Terzo. La svolta tedesca. Il nuovo governo Scholz, sinora accusato di timidezza rispetto al polso della ex Cancelliera, ha stupito tutti con una triplice mossa: l’invio di armi in Ucraina (400 lanciarazzi anticarro), scavalcando così la dottrina della neutralità particolarmente rilevante per la storia tedesca; il blocco, per primi, dello spazio aereo per la Russia; e la richiesta di sanzioni durissime che includano anche il blocco dello Swift per la Russia. Se la proposta di paralizzare ogni operazione finanziaria di Putin arriva dalla Germania, paese dipendente dalla Russia per il gas e con in mano il prezioso progetto del Nord Stream2, vuol dire che qualcosa è cambiato.

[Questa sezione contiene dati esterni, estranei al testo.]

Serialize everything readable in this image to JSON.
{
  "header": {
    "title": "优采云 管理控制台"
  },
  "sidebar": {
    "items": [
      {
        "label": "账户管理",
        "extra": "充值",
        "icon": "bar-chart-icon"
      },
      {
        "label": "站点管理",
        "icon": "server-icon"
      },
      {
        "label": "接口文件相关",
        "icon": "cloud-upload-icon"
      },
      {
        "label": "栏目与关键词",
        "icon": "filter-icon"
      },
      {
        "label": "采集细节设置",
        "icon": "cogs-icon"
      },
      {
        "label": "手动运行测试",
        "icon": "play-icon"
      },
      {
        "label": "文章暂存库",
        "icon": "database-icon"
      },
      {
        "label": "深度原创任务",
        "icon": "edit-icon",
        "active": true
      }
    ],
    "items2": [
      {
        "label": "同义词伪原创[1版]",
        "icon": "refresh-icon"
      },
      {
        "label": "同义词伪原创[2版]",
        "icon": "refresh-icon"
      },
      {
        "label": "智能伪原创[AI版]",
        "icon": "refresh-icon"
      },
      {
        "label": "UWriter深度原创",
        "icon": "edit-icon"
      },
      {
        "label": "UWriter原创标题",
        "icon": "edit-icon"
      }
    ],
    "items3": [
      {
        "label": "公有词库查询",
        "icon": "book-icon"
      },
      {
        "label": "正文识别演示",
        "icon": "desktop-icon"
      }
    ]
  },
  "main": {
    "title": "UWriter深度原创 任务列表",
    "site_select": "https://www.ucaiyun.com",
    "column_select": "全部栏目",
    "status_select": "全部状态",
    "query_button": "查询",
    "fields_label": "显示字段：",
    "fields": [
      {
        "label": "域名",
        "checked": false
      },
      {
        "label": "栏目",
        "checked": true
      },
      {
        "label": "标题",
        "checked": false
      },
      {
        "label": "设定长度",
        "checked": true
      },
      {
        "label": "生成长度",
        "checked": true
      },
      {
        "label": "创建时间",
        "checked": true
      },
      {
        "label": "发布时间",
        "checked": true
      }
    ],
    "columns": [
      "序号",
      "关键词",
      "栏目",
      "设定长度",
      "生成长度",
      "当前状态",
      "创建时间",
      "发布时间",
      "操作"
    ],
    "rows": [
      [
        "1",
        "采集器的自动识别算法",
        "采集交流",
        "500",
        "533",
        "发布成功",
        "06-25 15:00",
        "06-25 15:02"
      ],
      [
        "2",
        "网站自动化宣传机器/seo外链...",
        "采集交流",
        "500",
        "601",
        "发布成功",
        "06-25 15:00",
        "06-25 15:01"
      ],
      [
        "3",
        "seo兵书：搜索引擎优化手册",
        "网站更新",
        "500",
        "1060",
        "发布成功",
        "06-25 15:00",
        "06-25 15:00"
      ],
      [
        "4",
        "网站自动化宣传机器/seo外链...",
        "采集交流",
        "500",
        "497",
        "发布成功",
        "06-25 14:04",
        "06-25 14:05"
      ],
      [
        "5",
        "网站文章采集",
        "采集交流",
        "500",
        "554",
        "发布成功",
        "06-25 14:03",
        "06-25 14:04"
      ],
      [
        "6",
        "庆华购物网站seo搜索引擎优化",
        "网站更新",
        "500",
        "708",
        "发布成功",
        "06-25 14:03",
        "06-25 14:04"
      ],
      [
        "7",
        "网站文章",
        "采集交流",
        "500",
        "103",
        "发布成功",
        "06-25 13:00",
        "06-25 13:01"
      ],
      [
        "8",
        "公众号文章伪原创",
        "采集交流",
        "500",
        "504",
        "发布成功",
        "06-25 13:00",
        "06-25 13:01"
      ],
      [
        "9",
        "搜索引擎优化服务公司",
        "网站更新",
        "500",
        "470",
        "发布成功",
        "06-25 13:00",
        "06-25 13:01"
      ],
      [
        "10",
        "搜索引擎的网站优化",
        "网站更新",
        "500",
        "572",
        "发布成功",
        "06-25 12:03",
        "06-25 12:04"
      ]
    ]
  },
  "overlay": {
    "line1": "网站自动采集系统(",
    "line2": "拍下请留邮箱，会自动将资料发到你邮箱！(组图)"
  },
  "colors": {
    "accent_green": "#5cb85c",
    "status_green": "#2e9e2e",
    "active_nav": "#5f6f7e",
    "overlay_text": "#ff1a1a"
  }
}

Se a tutto ciò aggiungiamo la richiesta di Erdogan di fare da mediatore, il rifiuto della Svizzera di essere usata come base di appoggio per boicottare i blocchi europei e l’alleanza granitica tra Europa, Usa e Gran Bretagna, l’accerchiamento nei confronti di Putin potrebbe dare i risultati sperati. Aspettiamo un attimo, dunque, prima di profetizzare un nuovo ordine mondiale, il crollo del gendarme del mondo e il nuovo impero globale euroasiatico. L’Occidente qualche sorpresa ancora la riserverà.